As a sprinter, Trippi was the fastest horse in the country and unbeatable. However, the mile and a quarter Derby was outside his comfort zone and Trippi faded to 11th. He would go on to win another three races in 2000 and collect over $665,000 in his successful career. He had Charley Trippi’s speed but not his endurance.
Over the years, Cot Campbell would keep Charley Trippi abreast of Trippi the racehorse. Charley Trippi was a shrewd investor as well and was pleased with the stallion’s results on and off the track. In 2001, Dogwood Farms sold Trippi to an Ocala breeding syndicate for $1,250,000. He covered 120 mares in his first year at stud and earned $900,000. Trippi was earning nearly $2.5 million annually, when in 2008, he was sold to Drankenstein Farms in South Africa, where he resides very comfortably today.
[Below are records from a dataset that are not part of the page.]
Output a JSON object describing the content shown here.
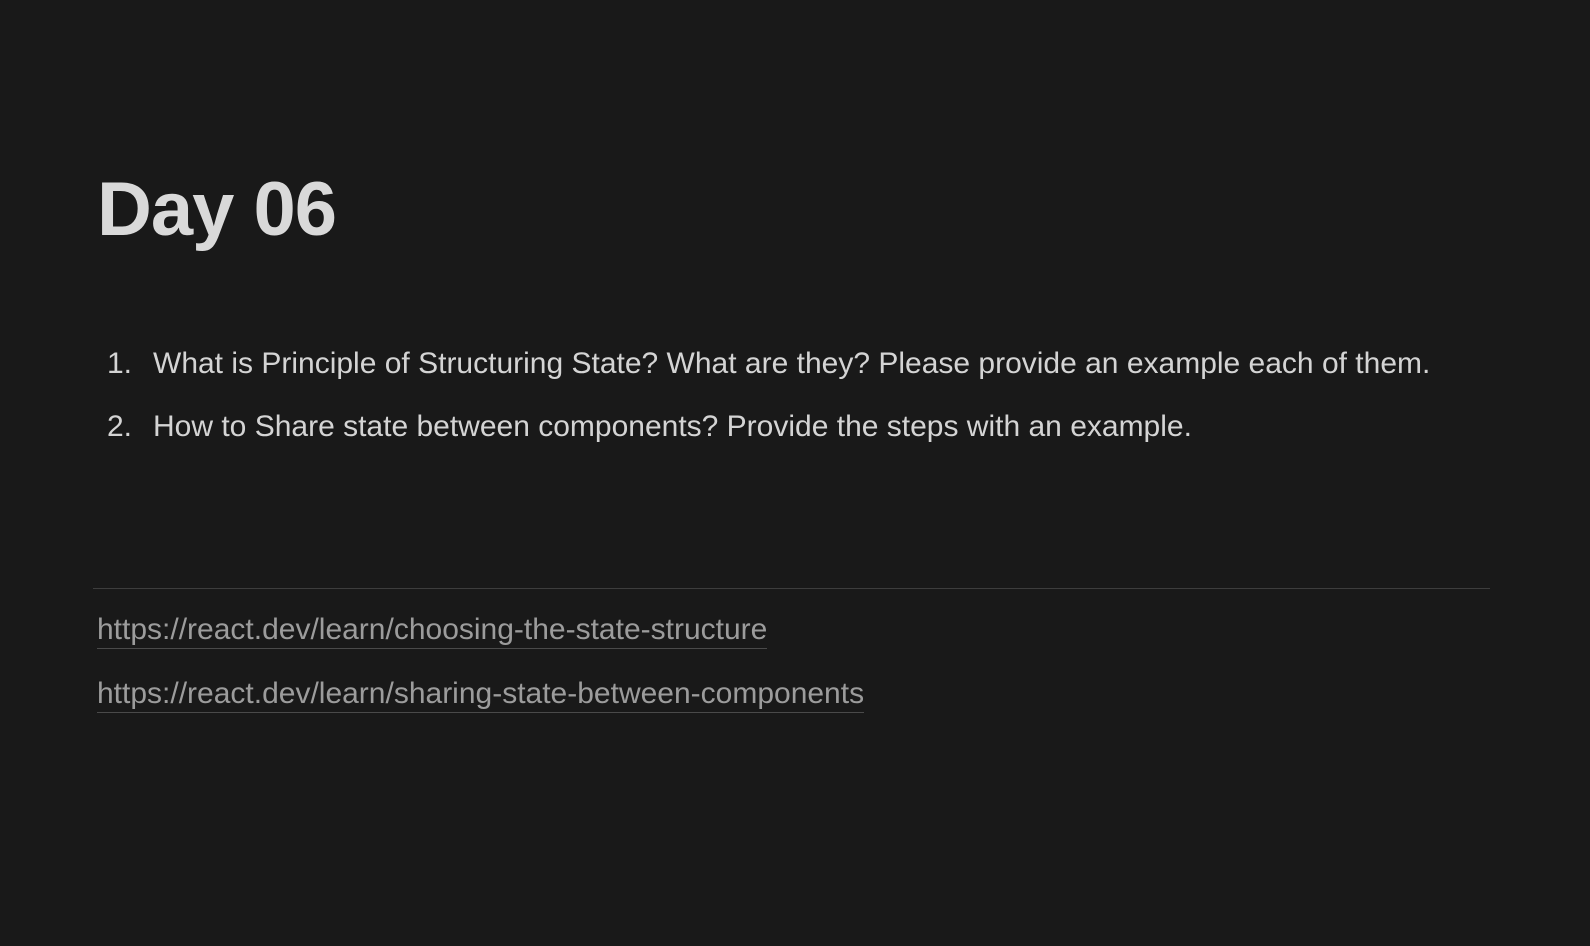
{
  "page": {
    "title": "Day 06",
    "questions": [
      {
        "number": "1.",
        "text": "What is Principle of Structuring State? What are they? Please provide an example each of them."
      },
      {
        "number": "2.",
        "text": "How to Share state between components? Provide the steps with an example."
      }
    ],
    "links": [
      "https://react.dev/learn/choosing-the-state-structure",
      "https://react.dev/learn/sharing-state-between-components"
    ]
  },
  "colors": {
    "background": "#191919",
    "text": "#d4d4d4",
    "link": "#9c9c9c"
  }
}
As of today, Trippi has sired nearly 600 colts and produced major winners on three continents with over $50 million in winnings. His current stud fee is $18,000 and the handsome steed remains in great demand while living the good life in South Africa.
Charley Trippi was one of the first big-money contract football players. He was offered a contract by the Boston Red Sox and was able to leverage his two-sport ability into a $100,000 ($1.3 million in today’s dollars) deal with the Cardinals’ owner Charles Bidwell.
If Charley Trippi was playing today, he would be earning sums even greater than his productive namesake. Matter of fact, if a 25-year old Charley Trippi walked into the Arizona Cardinals’ office of Charles Bidwell’s grandson, Bill Bidwell, Jr., I believe his introductory words would be, “Bill, we are about to become partners.”